Refugees from the Middle East are a major issue facing Germany today. As a part of the German Constitution that was created following WWII, Germany promised to offer asylum to any refugees who were being politically persecuted in their home country. Currently, there are a large number of refugees entering Germany from the Middle East, and there is beginning to be a backlash on this issue as Germany struggles to find ways to best integrate these victims into their society.

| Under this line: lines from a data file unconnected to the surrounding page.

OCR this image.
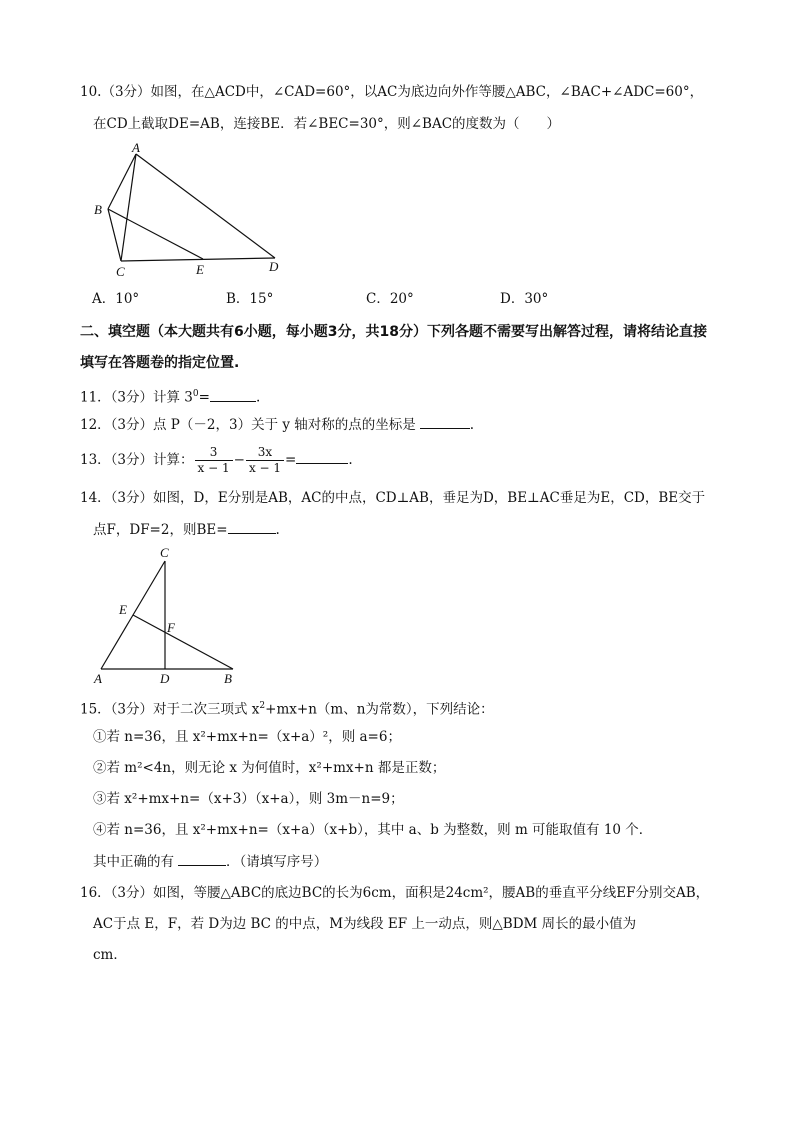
10.（3分）如图，在△ACD中，∠CAD=60°，以AC为底边向外作等腰△ABC，∠BAC+∠ADC=60°，
在CD上截取DE=AB，连接BE．若∠BEC=30°，则∠BAC的度数为（　　）
A
B
C	E	D
A．10°	B．15°	C．20°	D．30°
二、填空题（本大题共有6小题，每小题3分，共18分）下列各题不需要写出解答过程，请将结论直接
填写在答题卷的指定位置.
11．（3分）计算 $3^0=$	.
12．（3分）点 P（－2，3）关于 y 轴对称的点的坐标是	.
13．（3分）计算： $\frac{3}{x - 1} - \frac{3x}{x - 1}$ =	.
14．（3分）如图，D，E分别是AB，AC的中点，CD⊥AB，垂足为D，BE⊥AC垂足为E，CD，BE交于
点F，DF=2，则BE=	.
C
E
F
A	D	B
15．（3分）对于二次三项式 $x^2+mx+n(m$、n为常数），下列结论：
①若 n=36，且 x²+mx+n=（x+a）²，则 a=6；
②若 m²<4n，则无论 x 为何值时，x²+mx+n 都是正数；
③若 x²+mx+n=（x+3）（x+a），则 3m－n=9；
④若 n=36，且 x²+mx+n=（x+a）（x+b），其中 a、b 为整数，则 m 可能取值有 10 个．
其中正确的有	．（请填写序号）
16．（3分）如图，等腰△ABC的底边BC的长为6cm，面积是24cm²，腰AB的垂直平分线EF分别交AB，
AC于点 E，F，若 D为边 BC 的中点，M为线段 EF 上一动点，则△BDM 周长的最小值为
cm．
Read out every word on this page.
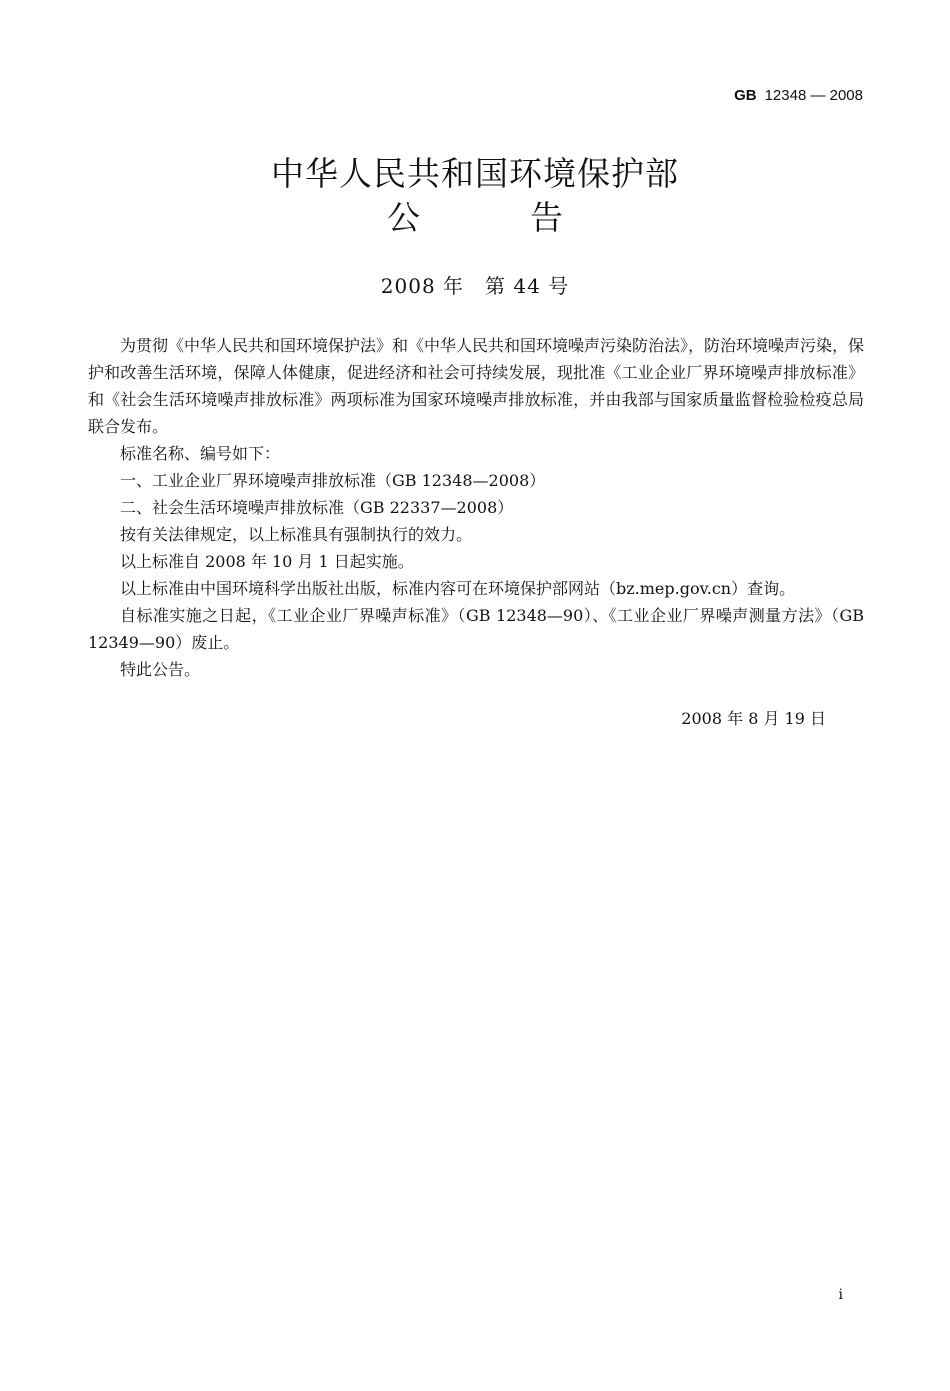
GB 12348 — 2008
中华人民共和国环境保护部
公告
2008 年　第 44 号

为贯彻《中华人民共和国环境保护法》和《中华人民共和国环境噪声污染防治法》，防治环境噪声污染，保护和改善生活环境，保障人体健康，促进经济和社会可持续发展，现批准《工业企业厂界环境噪声排放标准》和《社会生活环境噪声排放标准》两项标准为国家环境噪声排放标准，并由我部与国家质量监督检验检疫总局联合发布。

标准名称、编号如下：

一、工业企业厂界环境噪声排放标准（GB 12348—2008）

二、社会生活环境噪声排放标准（GB 22337—2008）

按有关法律规定，以上标准具有强制执行的效力。

以上标准自 2008 年 10 月 1 日起实施。

以上标准由中国环境科学出版社出版，标准内容可在环境保护部网站（bz.mep.gov.cn）查询。

自标准实施之日起，《工业企业厂界噪声标准》（GB 12348—90）、《工业企业厂界噪声测量方法》（GB 12349—90）废止。

特此公告。

2008 年 8 月 19 日
i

The students at Albertus-Magnus decided to create a program helping refugees better assimilate in their community. On their own time, the students would visit the refugee housing in their community and spend time with immigrant students their own age. Activities include friendship building exercises, sports, games, and even simply spending time with one another comparing cultures and experiences in their lives. Basically the group felt that when people don’t have contact with a different group, they do not understand their plight and are more negative to them as a response. This activity enabled the students to get closer with the other children and help to dispel many of the stereotypes and fears, both in the refugee camp but also in their own community by spreading awareness about their issue. Overall it was an incredible presentation by the students and very impressive that they took such lengths to help other people at their young ages.

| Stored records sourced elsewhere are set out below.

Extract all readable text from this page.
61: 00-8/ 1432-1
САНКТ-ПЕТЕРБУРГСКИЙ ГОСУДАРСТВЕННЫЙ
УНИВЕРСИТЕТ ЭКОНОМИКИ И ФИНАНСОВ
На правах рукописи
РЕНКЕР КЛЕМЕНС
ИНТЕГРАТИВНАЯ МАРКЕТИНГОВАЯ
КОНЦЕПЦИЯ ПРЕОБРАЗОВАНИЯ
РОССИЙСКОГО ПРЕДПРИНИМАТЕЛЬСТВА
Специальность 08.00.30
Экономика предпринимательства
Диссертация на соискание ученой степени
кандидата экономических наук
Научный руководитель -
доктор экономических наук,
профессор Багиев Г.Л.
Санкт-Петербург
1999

Another interesting policy at the school was their ‘No Blame’ program to combat bullying in their school. Basically when someone reports bullying behavior, the principal creates a group of positive role model students, including the original bully, to help support the student, without naming names to avoid further discipline and the risk of retaliation. Generally the results are extremely positive, with the original perpetrator changing their ways and in some cases befriending the original victim.
To see children this enthusiastic and excited about their class was very impressive. Though the students who presented were likely the strongest examples of this program, it was easy to understand that a culture of inclusion was strongly emphasized at the Albertus-Magnus Gymnasium. Equally impressive was the level of skill the students demonstrated through their flawless use of the English language to a group of 20 native English-speaking teachers. I couldn’t imagine to have that same level of confidence as a junior in high school even if I presented in my own tongue. Keeping in mind as well that this was a very hot day towards the end of the school term and it was even more impressive how well-behaved and respectful the students were. Lastly, the students we met were very interested in our society, and had a high understanding of current events in America as well as its history as a nation. Where American media and education tends to look inward- Germany emphasizes a more international approach. How much more could our students learn from looking outside of their own culture? In the end, the visit to the Gymnasium was incredible and I couldn’t wait to bring back some great ideas for my own classroom as well.

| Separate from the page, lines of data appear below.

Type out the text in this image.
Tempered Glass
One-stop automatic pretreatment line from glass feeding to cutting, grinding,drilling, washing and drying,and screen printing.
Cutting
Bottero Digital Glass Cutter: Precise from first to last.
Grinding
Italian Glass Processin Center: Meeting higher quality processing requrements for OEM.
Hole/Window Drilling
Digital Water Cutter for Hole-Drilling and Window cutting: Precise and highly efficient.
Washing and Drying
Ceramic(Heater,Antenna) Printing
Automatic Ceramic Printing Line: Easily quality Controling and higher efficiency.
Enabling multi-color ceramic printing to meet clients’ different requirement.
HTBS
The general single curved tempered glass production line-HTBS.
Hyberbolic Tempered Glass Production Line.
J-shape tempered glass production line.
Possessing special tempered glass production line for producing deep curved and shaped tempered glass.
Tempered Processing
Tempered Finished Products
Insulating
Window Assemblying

Staatliche Realschule für Mädchen
Our second visit was to the Staatliche Realschule für Mädchen in Neumarkt (State School for Girls in the city of Neumarkt).
This was an incredible experience because we could directly compare the differences between the Gymnasium school format and the Realschule, which was aimed for middle performing students. For our activity, we had a chance to visit a 9th grade second language English History class where the students presented (in English) about the unique history of this school.
While most German schools include boys and girls together, this particular school is an all girls school. It was originally built in 1937 for the Hitler Youth movement under the Third Reich. One of Hitler’s core ideas for building a lasting empire in Germany was to reach the students directly so that they would grow up following his ideology. The Hitler Youth program was a Nazi program similar to boy or girl scouts in America. On the surface, boys and girls would go through their own programs to learn valuable life skills, but they would also be indoctrinated with Nazi propaganda in order to develop their support for the regime. The ultimate goal for these programs would be for boys to eventually become trained Nazi soldiers while girls would become supportive housewives of the movement.
After the war the school eventually was put back into the hands of the city of Neumarkt and it became a school for girls. Rather than shying away from their difficult past however, they use it as a lesson in history to help students understand the importance of true education. One of the objectives for the school today is to produce students who are global citizens, so they approach all subjects with an international focus, even teaching a number of core classes in English so that students can practice their language skills in different situations and contexts. This practice helps students to learn their second language faster and enables them to be more confident in regular conversations with an English speaker. The geography class we visited covered American geography and was taught in English, so when students presented on the history of the school, they had to use English to communicate the presentation to us as well.
We also were able to tour the building, here are a few pictures from the experience below:
Finally, we spent time talking about our impressions of each other. Each teacher visitor took a turn saying something that they used to think about Germany, and what they think now, and we also opened up the same questions back to the students regarding their impressions of America without having ever visited. Many were able to describe some of our most famous landmarks, including the White House or the Statue of Liberty. Others noted that Americans were the leaders in trendy fashions, something I think we typically would say about the Europeans themselves. Another student mentioned how we were the fast food nation, a sad but true statement.
But my favorite? One student asked if we saw celebrities every day, as in their country all of the latest movies, music, and television typically comes from an American broadcast. It just goes to show the misconceptions we can have about unfamiliar people or places. Though it was in a slightly staged setting, I really did believe that the Germans felt positively about us. It was a reassuring feeling, given that we usually are so negatively portrayed in other parts of the world. But this was one of the best experiences of the trip for exactly that idea. We are from two different worlds, and the only way to truly connect and understand other cultures is to communicate with one another. Who knows how many of our problems today could be solved by lending a hand or in taking the time to talk to someone different from ourselves?